While support among the American public for assistance to Ukraine remains strong, Republican support for aid to Ukraine has declined since the spring, with 55 percent of Republicans saying that they support sending military aid, compared to 68 percent in July and 80 percent in March. Half of Republicans were in favor of providing economic assistance to Ukraine last month, compared with about three-quarters in March, the Chicago Council found.
The United States last month announced its latest tranche of military aid to Ukraine, the 25th since August 2021. The $400 million package includes additional weapons, ammunition and equipment, the Defense Department said , and brings total US military assistance to Ukraine to nearly $20 billion. since President Biden took office.
The United States is also sending $53 million to help repair Ukraine’s power systems, which have suffered significant damage from Russian missile attacks in recent weeks.

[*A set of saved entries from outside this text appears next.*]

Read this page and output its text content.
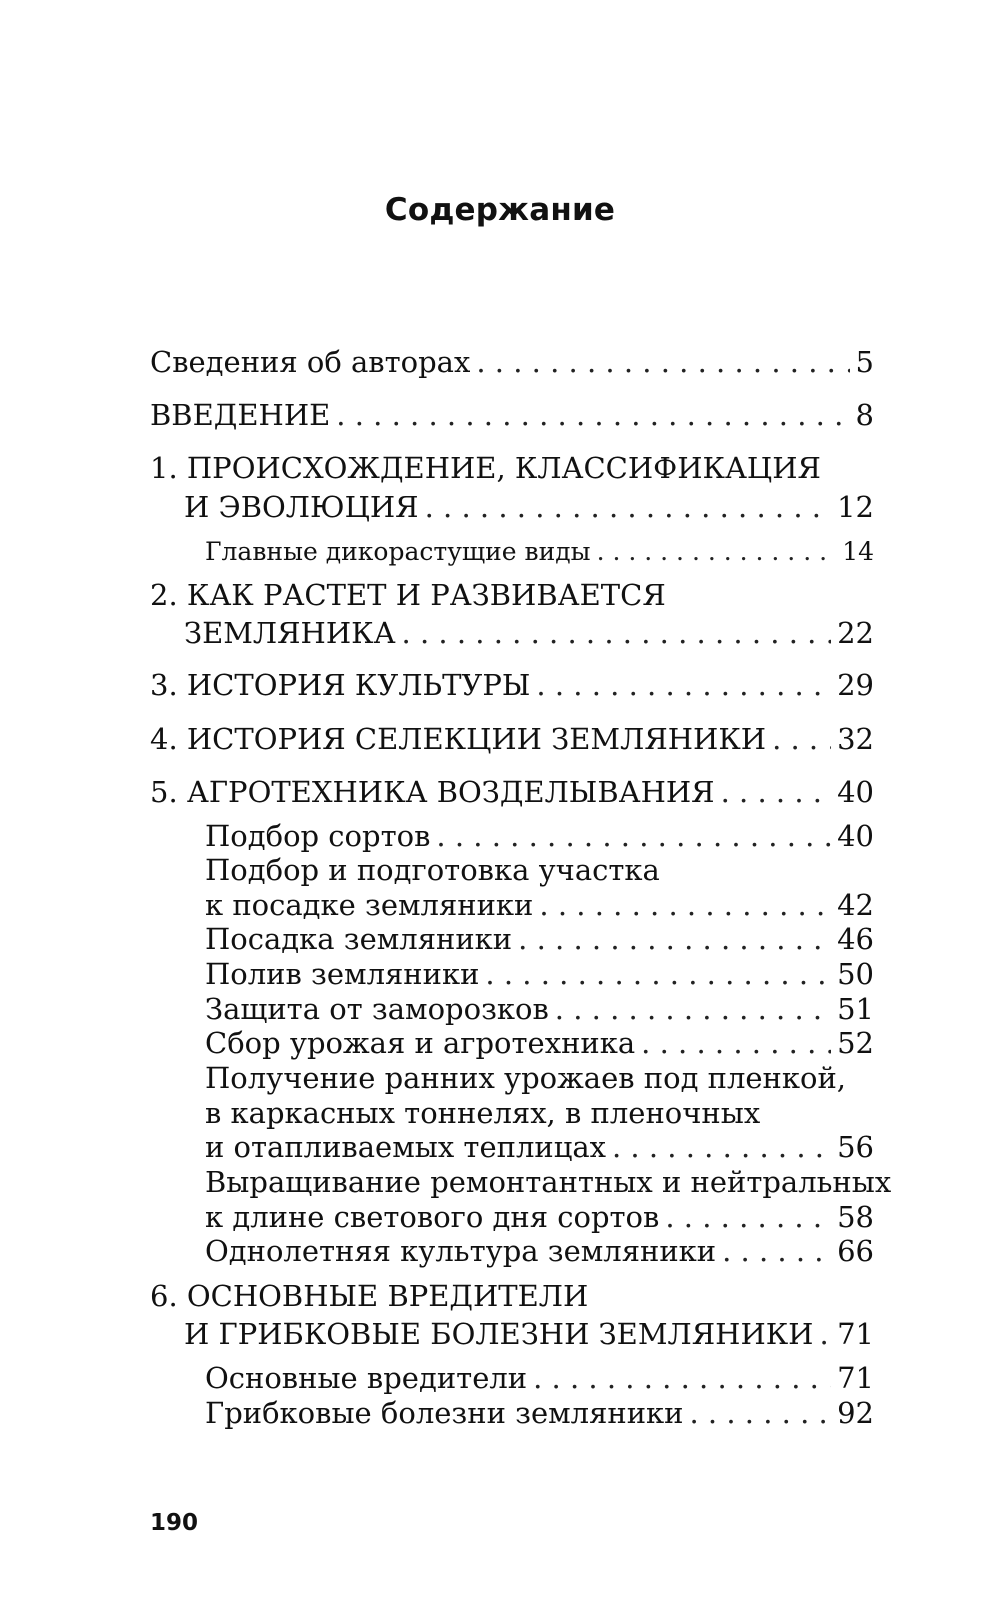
Содержание
Сведения об авторах . . .	5
ВВЕДЕНИЕ . . .	8
1. ПРОИСХОЖДЕНИЕ, КЛАССИФИКАЦИЯ
И ЭВОЛЮЦИЯ . . .	12
Главные дикорастущие виды . . .	14
2. КАК РАСТЕТ И РАЗВИВАЕТСЯ
ЗЕМЛЯНИКА . . .	22
3. ИСТОРИЯ КУЛЬТУРЫ . . .	29
4. ИСТОРИЯ СЕЛЕКЦИИ ЗЕМЛЯНИКИ . . . 32
5. АГРОТЕХНИКА ВОЗДЕЛЫВАНИЯ . . .	40
Подбор сортов . . .	40
Подбор и подготовка участка
к посадке земляники . . .	42
Посадка земляники . . .	46
Полив земляники . . .	50
Защита от заморозков . . .	51
Сбор урожая и агротехника . . .	52
Получение ранних урожаев под пленкой,
в каркасных тоннелях, в пленочных
и отапливаемых теплицах . . .	56
Выращивание ремонтантных и нейтральных
к длине светового дня сортов . . .	58
Однолетняя культура земляники . . .	66
6. ОСНОВНЫЕ ВРЕДИТЕЛИ
И ГРИБКОВЫЕ БОЛЕЗНИ ЗЕМЛЯНИКИ . . . 71
Основные вредители . . .	71
Грибковые болезни земляники . . .	92
190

With Russia’s war in Ukraine now in its 10th month, and with no end in sight, Americans are divided over whether Washington should urge Ukraine to reach a peace deal with Russia imminently, according to the ‘poll. A plurality — 40 percent — said the United States should continue its current levels of support for Ukraine indefinitely. Fifty-three percent of Democrats favor this approach. In July, however, 58 percent of Americans polled said the U.S. should help Ukraine for as long as needed, even if it meant higher gas and food prices for North consumers – Americans Now, 47 percent say Washington should push Kiev to reach an early peace deal.
A plurality of Republicans, however, would opt to gradually withdraw US support from Ukraine. Overall, 29 percent of respondents held that view, while about a quarter said the United States and its allies should intervene militarily to help Ukraine win the war quickly.
Ukraine launched a major counteroffensive this fall, retaking the northeastern region of Kharkiv and forcing Russia to withdraw from the southern city of Kherson. Kiev has vowed to continue its counteroffensive, with the stated aim of returning all territory captured by Russia, including eastern Ukraine and Crimea, which Russia seized in 2014, to Ukrainian control. Kremlin spokesman Dmitry Peskov has accused Ukraine of refusing to negotiate, but has suggested Russia will not back down from its demand for international recognition of Ukrainian territories it says it has annexed.
But obstacles threaten to slow Ukraine’s advance, with Russian positions entrenched along a front line that stretches hundreds of kilometers across southern and eastern Ukraine. The Chicago Council poll found that Americans had different perceptions of which side has the upper hand. About a third of Democrats say Ukraine has the advantage, compared with 23 percent of Republicans and 22 percent of independents. Overall, 46 percent of respondents believe that neither Ukraine nor Russia has an advantage.
“If people think that Ukraine has the advantage, they are much more supportive of continued aid to Ukraine,” said Dina Smeltz, one of the researchers.
Ukraine faces a tougher fight to extend battlefield victories
In October, Group of Seven leaders formally approved Ukrainian President Volodymyr Zelensky’s terms for a peace deal, which would require Russia to withdraw from all illegally occupied sovereign Ukrainian territory.
Last week, Biden said he is willing to meet with Russian President Vladimir Putin if Putin indicates he is interested in ending the war. “He hasn’t done it yet,” Biden told reporters at a joint press conference with French President Emmanuel Macron in Washington. Defense Secretary Lloyd Austin, meanwhile, has promised to continue helping Ukraine achieve its battlefield goals.
“We have been very clear that the United States and countries around the world will never, ever, ever recognize territory that Russia has illegally annexed,” State Department spokesman Ned said on Friday. Price, in a press conference.
What Russia has won and lost so far in Ukraine, visualized
But Gen. Mark A. Milley, chairman of the Joint Chiefs of Staff, suggested to reporters last month that the time for Ukraine to negotiate may be nearing. He suggested to reporters that it was unrealistic to think that Ukraine could regain 20 percent of its land occupied by Russia.
With Republicans soon to take control of the House of Representatives, ushering in an era of divided government, proposals for additional aid to Ukraine could face more resistance. Ahead of last month’s midterm elections, some Republican candidates campaigned to end financial support for Ukraine. Rep. Kevin McCarthy (R-Calif.), the Republican nominee to be the next speaker of the House, has said that Republicans will not write a “blank check” for Ukraine.
Isabelle Khurshudyan, Paul Sonne, Liz Sly and Scott Clement contributed to this report.